Nathalie’s Story
A couple of years ago I was in a leadership program. One of the leaders cornered me. She said ‘stop what you’re doing; stop this bullshit, the story you’re telling yourself.’ She asked, ‘what is the real question for you about?’ And I said ‘choosing life’.
She said, ‘do you choose life, are you ready?’ I was 46 years old and I said yes. I am choosing life.
It didn’t happen overnight, I didn’t say the yes lightly. It was a process of choosing, having felt like I was given life but I never asked for it. It started as I moved into believing that I might as well make the best out of it. Then it was a shift into ‘the positive zone’, as I call it. Finally it was choosing life.
For me that pivotal decision is the one that enables all the others. It’s the one question.
It doesn’t mean that life, all of a sudden, is all rosy and that there’s no pain in it. But it’s the axiom around which things organize themselves, around which I lead my life. I’m not a victim of my life, at least not anymore. And I choose to lead my life in a positive way even in the painful moments.
It means also that I choose to look for what works, to look for the laughter and the joy and I so clearly see that what you look for, you find. It means choosing to laugh, choosing to hug, choosing to be positive as much as possible.
When I lost my two brothers, both times I thought ‘why not me?’ If this had to happen to our family then I would have been a better choice to go, because I was not as connected to life as they were. Not that anybody deserves to go. My father asked why didn’t he go? It’s something that parents feel strongly when they lose a child. For me I felt that my first brother was a very happy person in spite of a physical handicap and my second brother, he left 2 daughters and a loving wife.
Arnaud was a late bloomer. He was 28 when he died but he didn’t marry yet. He was in the Lockerbie plane crash. Yves was 42 and he had an infection that turned into septicemia. It was medical negligence. A very unfortunate meeting between a strong bacteria and a weak doctor; leaving behind his wife and his daughters who were only 2 and 8 years old.
Why it wasn’t me? I don’t know. Was is my karma to stay here and theirs not? I don’t understand but I guess I do have a job to do here.
I’m not sure there will be an understanding of why them or why not me or why anybody. I think it’s one of the humbling messages is that it just is, this is what it is.

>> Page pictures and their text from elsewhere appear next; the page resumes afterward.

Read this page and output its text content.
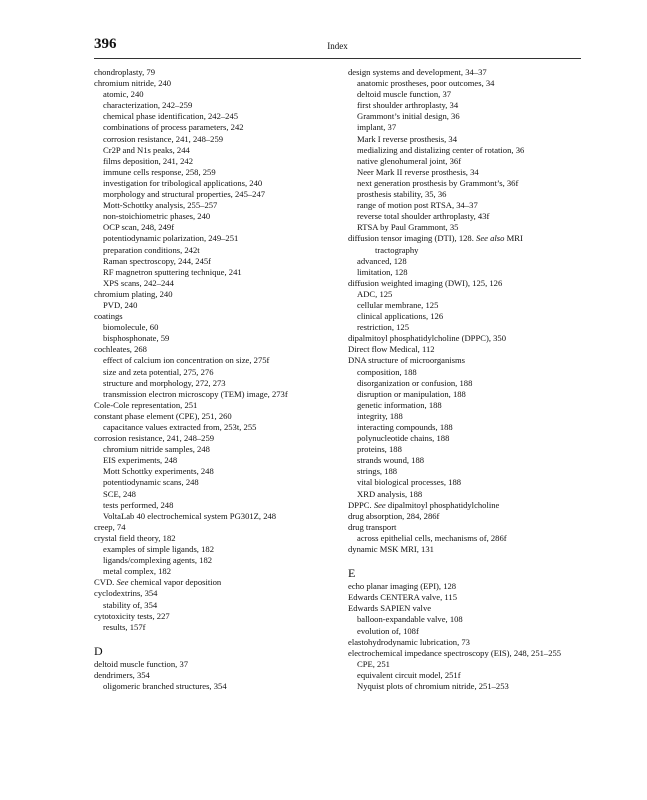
396	Index
chondroplasty, 79
chromium nitride, 240
atomic, 240
characterization, 242–259
chemical phase identification, 242–245
combinations of process parameters, 242
corrosion resistance, 241, 248–259
Cr2P and N1s peaks, 244
films deposition, 241, 242
immune cells response, 258, 259
investigation for tribological applications, 240
morphology and structural properties, 245–247
Mott-Schottky analysis, 255–257
non-stoichiometric phases, 240
OCP scan, 248, 249f
potentiodynamic polarization, 249–251
preparation conditions, 242t
Raman spectroscopy, 244, 245f
RF magnetron sputtering technique, 241
XPS scans, 242–244
chromium plating, 240
PVD, 240
coatings
biomolecule, 60
bisphosphonate, 59
cochleates, 268
effect of calcium ion concentration on size, 275f
size and zeta potential, 275, 276
structure and morphology, 272, 273
transmission electron microscopy (TEM) image, 273f
Cole-Cole representation, 251
constant phase element (CPE), 251, 260
capacitance values extracted from, 253t, 255
corrosion resistance, 241, 248–259
chromium nitride samples, 248
EIS experiments, 248
Mott Schottky experiments, 248
potentiodynamic scans, 248
SCE, 248
tests performed, 248
VoltaLab 40 electrochemical system PG301Z, 248
creep, 74
crystal field theory, 182
examples of simple ligands, 182
ligands/complexing agents, 182
metal complex, 182
CVD. See chemical vapor deposition
cyclodextrins, 354
stability of, 354
cytotoxicity tests, 227
results, 157f
D
deltoid muscle function, 37
dendrimers, 354
oligomeric branched structures, 354
design systems and development, 34–37
anatomic prostheses, poor outcomes, 34
deltoid muscle function, 37
first shoulder arthroplasty, 34
Grammont’s initial design, 36
implant, 37
Mark I reverse prosthesis, 34
medializing and distalizing center of rotation, 36
native glenohumeral joint, 36f
Neer Mark II reverse prosthesis, 34
next generation prosthesis by Grammont’s, 36f
prosthesis stability, 35, 36
range of motion post RTSA, 34–37
reverse total shoulder arthroplasty, 43f
RTSA by Paul Grammont, 35
diffusion tensor imaging (DTI), 128. See also MRI
tractography
advanced, 128
limitation, 128
diffusion weighted imaging (DWI), 125, 126
ADC, 125
cellular membrane, 125
clinical applications, 126
restriction, 125
dipalmitoyl phosphatidylcholine (DPPC), 350
Direct flow Medical, 112
DNA structure of microorganisms
composition, 188
disorganization or confusion, 188
disruption or manipulation, 188
genetic information, 188
integrity, 188
interacting compounds, 188
polynucleotide chains, 188
proteins, 188
strands wound, 188
strings, 188
vital biological processes, 188
XRD analysis, 188
DPPC. See dipalmitoyl phosphatidylcholine
drug absorption, 284, 286f
drug transport
across epithelial cells, mechanisms of, 286f
dynamic MSK MRI, 131
E
echo planar imaging (EPI), 128
Edwards CENTERA valve, 115
Edwards SAPIEN valve
balloon-expandable valve, 108
evolution of, 108f
elastohydrodynamic lubrication, 73
electrochemical impedance spectroscopy (EIS), 248, 251–255
CPE, 251
equivalent circuit model, 251f
Nyquist plots of chromium nitride, 251–253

And the question is what do I do with it? I’m sure there could have been other ways to learn the lesson; I don’t like the approach that this is the reason they died, so I could learn a lesson.
But they died and for me the biggest lesson is to live life fully and reach out to be in life. And that’s why I chose life. That’s why I chose to work with people.
I want to say something about my name, my connection to the meaning of my name. I chose not to have children in spite of being motherly and ‘the family kind’. I finally recently reconnected with the origin of my name, it comes the Latin word for ‘birth’, ‘native’, natalis. Now I feel that helping people live their lives is somewhat giving birth or assisting like a midwife for people giving birth to their own dreams, their connection to their own life.
Even if it’s in times of the immense grief of losing someone or losing life; there’s choosing to do, there’s creation there. There’s choosing life even when you are about to lose it.
That’s why I dance. It’s such a gift.
I actually danced after my first brother died. We buried him after 2 weeks, we had to wait until they found and identified his body. It was a different kind of order of burial and mourning.
They needed fingerprints to identify his body, so we went to his home. At some point I went downstairs and I put on music. I remember the song that I would loop and loop, ‘She comes from love’. I just kept dancing and dancing the same song over and over. And there was a moment where I wondered, is it okay to dance? My brother just died but feeling that this is what I need now, this is the way I’m grieving my brother. And the song is about love and coming from love.
I feel like it took me a long time to really find my dance in this life, and I feel privileged to have found it. To be connected with my own inside, my body to the dance, to the music and the centrality of the life that’s inside.
I have always wanted to reach out to people, whether refugees in post-conflict areas working in Kosovo, Angola, Haiti and South Tel Aviv. I really feel like everybody deserves to connect with their own body, their own life and their own sense of self to reach their full potential.
I feel like life is now. We don’t know what happens in the next moment. And living guilt or lies or loneliness is just wasting it.